Chinese scientists clone monkeys, breaking barriers to clone humans

Scientists have cloned two monkeys, using the same technique that produced Dolly the sheep two decades ago.

Two identical long-tailed macaques named Zhong Zhong and Hua Hua, were born eight and six weeks ago making them the first primates.

The cloning was achieved through a process called somatic cell nuclear transfer (SCNT), which involves transferring the nucleus of a cell, which includes its DNA, into an egg which has had its nucleus removed.

"Our work should be a boon to medical research by making it possible to study diseases in populations of genetically uniform monkeys," researchers at the Chinese Academy of Sciences Institute of Neuroscience in Shanghai said in a conference call with Reuters.

The research also brings science one step closer to cloning our own species.

"Humans are primates. So (for) the cloning of primate species, including humans, the technical barrier is now broken," Muming Poo, supervisor for the program said.

Scientists who conducted the research at the Shanghai institute said they have followed international guidelines for animal research set by the U.S National Institutes of Health, but called for a debate on what should or should not be acceptable practice in primate cloning.

Other monkeys have been cloned in the past, by a different and simpler technique called embryo splitting, which mimics how twins arise naturally.

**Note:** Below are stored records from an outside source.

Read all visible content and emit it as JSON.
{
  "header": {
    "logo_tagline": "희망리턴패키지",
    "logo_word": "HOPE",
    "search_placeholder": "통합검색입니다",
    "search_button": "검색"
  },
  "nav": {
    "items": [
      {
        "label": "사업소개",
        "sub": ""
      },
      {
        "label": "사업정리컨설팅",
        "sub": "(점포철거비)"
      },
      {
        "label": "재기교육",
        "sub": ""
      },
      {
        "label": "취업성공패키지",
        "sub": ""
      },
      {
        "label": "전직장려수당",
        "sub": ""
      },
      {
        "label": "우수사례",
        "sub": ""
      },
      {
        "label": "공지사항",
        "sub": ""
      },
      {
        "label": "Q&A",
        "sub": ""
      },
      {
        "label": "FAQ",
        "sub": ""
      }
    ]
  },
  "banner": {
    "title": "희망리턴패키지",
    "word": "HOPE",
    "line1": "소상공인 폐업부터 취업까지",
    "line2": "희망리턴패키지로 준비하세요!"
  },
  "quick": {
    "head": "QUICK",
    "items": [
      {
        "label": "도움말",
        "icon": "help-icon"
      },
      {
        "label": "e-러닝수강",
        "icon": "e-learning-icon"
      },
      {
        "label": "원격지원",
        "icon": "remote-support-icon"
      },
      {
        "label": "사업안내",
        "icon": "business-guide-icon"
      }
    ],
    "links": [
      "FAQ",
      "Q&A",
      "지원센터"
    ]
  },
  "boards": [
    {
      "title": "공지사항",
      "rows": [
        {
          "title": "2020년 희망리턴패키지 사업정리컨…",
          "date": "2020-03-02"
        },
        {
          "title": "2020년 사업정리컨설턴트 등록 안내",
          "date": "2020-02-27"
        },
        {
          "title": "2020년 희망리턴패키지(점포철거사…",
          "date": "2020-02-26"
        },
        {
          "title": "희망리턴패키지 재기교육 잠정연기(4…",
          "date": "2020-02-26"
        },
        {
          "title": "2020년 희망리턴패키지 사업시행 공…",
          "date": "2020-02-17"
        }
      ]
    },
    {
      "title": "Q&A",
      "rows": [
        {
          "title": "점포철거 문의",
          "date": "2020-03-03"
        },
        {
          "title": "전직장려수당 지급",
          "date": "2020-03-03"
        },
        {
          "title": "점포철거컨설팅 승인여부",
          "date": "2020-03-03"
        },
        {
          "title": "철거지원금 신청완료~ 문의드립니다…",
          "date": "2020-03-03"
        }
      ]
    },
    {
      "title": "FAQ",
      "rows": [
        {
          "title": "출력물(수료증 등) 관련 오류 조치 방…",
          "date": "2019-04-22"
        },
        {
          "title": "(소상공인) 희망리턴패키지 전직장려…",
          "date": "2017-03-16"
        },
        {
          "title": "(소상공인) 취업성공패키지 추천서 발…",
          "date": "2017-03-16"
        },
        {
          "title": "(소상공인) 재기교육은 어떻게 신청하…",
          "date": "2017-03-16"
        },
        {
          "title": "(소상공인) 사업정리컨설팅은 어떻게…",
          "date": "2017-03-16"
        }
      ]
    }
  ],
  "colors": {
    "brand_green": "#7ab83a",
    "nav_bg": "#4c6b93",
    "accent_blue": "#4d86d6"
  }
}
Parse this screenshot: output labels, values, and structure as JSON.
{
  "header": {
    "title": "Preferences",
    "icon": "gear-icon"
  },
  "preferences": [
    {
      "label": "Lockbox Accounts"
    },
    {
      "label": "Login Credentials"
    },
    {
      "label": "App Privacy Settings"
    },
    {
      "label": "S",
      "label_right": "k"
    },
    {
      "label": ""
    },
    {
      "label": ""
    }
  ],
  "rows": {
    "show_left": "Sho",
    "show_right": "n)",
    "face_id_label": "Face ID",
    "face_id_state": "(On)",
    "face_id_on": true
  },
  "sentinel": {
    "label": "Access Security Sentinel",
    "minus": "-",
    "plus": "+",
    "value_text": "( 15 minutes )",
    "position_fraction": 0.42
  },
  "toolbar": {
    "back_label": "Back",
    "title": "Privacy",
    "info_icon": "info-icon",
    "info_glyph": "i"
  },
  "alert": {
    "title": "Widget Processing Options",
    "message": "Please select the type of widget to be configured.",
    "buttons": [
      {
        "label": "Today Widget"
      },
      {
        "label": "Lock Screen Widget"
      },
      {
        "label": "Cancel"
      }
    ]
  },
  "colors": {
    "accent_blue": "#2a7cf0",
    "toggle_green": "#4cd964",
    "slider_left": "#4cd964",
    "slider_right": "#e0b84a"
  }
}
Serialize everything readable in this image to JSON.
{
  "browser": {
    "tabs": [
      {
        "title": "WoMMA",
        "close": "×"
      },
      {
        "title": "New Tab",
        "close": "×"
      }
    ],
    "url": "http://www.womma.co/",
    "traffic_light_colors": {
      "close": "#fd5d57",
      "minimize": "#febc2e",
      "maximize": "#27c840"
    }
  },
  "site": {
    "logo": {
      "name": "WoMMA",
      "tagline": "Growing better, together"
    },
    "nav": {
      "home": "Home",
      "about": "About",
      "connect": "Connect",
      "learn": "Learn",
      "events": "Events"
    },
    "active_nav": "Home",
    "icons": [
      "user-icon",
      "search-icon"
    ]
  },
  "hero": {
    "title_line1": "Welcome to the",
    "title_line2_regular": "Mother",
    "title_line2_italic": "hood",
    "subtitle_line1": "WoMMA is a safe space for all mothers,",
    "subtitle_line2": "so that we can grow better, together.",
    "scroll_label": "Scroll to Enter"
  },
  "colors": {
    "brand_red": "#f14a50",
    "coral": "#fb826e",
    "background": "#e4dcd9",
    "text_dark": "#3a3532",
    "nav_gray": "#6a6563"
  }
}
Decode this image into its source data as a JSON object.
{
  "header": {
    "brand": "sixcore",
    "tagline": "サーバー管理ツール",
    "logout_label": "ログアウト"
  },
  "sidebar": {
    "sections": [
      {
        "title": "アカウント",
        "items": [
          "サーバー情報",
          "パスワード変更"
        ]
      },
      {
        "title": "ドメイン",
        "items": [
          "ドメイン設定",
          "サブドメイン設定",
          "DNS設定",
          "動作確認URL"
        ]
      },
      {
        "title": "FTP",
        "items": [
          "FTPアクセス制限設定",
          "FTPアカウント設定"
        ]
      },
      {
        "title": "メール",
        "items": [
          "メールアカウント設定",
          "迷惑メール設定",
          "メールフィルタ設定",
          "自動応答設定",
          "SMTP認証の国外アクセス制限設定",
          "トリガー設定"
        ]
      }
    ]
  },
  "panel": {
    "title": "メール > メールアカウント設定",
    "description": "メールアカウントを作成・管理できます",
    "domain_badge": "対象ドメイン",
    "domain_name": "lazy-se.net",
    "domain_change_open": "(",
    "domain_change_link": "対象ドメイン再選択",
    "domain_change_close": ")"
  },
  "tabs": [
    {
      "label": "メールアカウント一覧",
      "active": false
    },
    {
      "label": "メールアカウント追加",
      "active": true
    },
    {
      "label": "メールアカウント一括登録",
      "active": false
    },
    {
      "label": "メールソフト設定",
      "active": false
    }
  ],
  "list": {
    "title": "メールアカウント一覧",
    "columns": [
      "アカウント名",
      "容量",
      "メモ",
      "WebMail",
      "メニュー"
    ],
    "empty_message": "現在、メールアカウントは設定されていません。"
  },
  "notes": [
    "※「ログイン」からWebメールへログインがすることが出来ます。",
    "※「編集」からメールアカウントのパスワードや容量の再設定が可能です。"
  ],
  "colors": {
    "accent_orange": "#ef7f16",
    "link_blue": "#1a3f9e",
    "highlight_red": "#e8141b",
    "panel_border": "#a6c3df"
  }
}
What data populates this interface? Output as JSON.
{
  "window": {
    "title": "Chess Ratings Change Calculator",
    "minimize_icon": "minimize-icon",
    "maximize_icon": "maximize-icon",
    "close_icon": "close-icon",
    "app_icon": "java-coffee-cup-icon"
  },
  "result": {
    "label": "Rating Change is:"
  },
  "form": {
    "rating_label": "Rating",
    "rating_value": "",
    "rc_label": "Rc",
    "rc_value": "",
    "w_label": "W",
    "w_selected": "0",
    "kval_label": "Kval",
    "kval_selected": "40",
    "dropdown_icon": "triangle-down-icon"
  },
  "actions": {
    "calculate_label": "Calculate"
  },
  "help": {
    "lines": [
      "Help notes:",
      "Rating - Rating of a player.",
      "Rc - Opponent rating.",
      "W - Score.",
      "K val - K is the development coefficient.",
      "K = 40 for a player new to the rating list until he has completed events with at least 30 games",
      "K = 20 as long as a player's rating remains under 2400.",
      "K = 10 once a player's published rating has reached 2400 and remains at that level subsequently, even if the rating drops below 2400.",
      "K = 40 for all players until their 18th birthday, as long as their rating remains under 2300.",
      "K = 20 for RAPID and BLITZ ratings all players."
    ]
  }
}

The first primate ever cloned this way was Tetra, a rhesus monkey born in 1999.

Embryo splitting can produce a maximum of four at a time, while the new technique could in theory clone far more.

Still, the process that produced Hua Hua and Zhong Zhong remains "very inefficient and hazardous," because the two babies were the only born from a group of 79 cloned embryos, said British scientists Robin Lovell-Badge, group leader of The Francis Crick Institute.

"While they succeeded in obtaining cloned macaques, the numbers are too low to make any conclusions," said Lovell-Badge, who was not involved in the study.

"With only two produced it would have been far simpler to just split a normal early embryo into two, to obtain identical twins."

Nor do the findings, published in the US journal Cell, bring scientists any closer to human cloning, Lovell-Badge argued.

"This clearly remains a very foolish thing to attempt, it would be far too inefficient, far too unsafe, and it is also pointless."

Darren Griffin, professor of genetics at the University of Kent, greeted the paper with "cautious optimism" and called it "very impressive" from a technical standpoint.

"The first report of cloning of a non-human primate will undoubtedly raise a series of ethical concerns, with critics evoking the slippery slope argument of this being one step closer to human cloning," he added.

"The benefits of this approach, however, are clear. A primate model that can be generated with a known and uniform genetic background would undoubtedly be very useful in the study, understanding and ultimately treatment, of human diseases, especially those with a genetic element."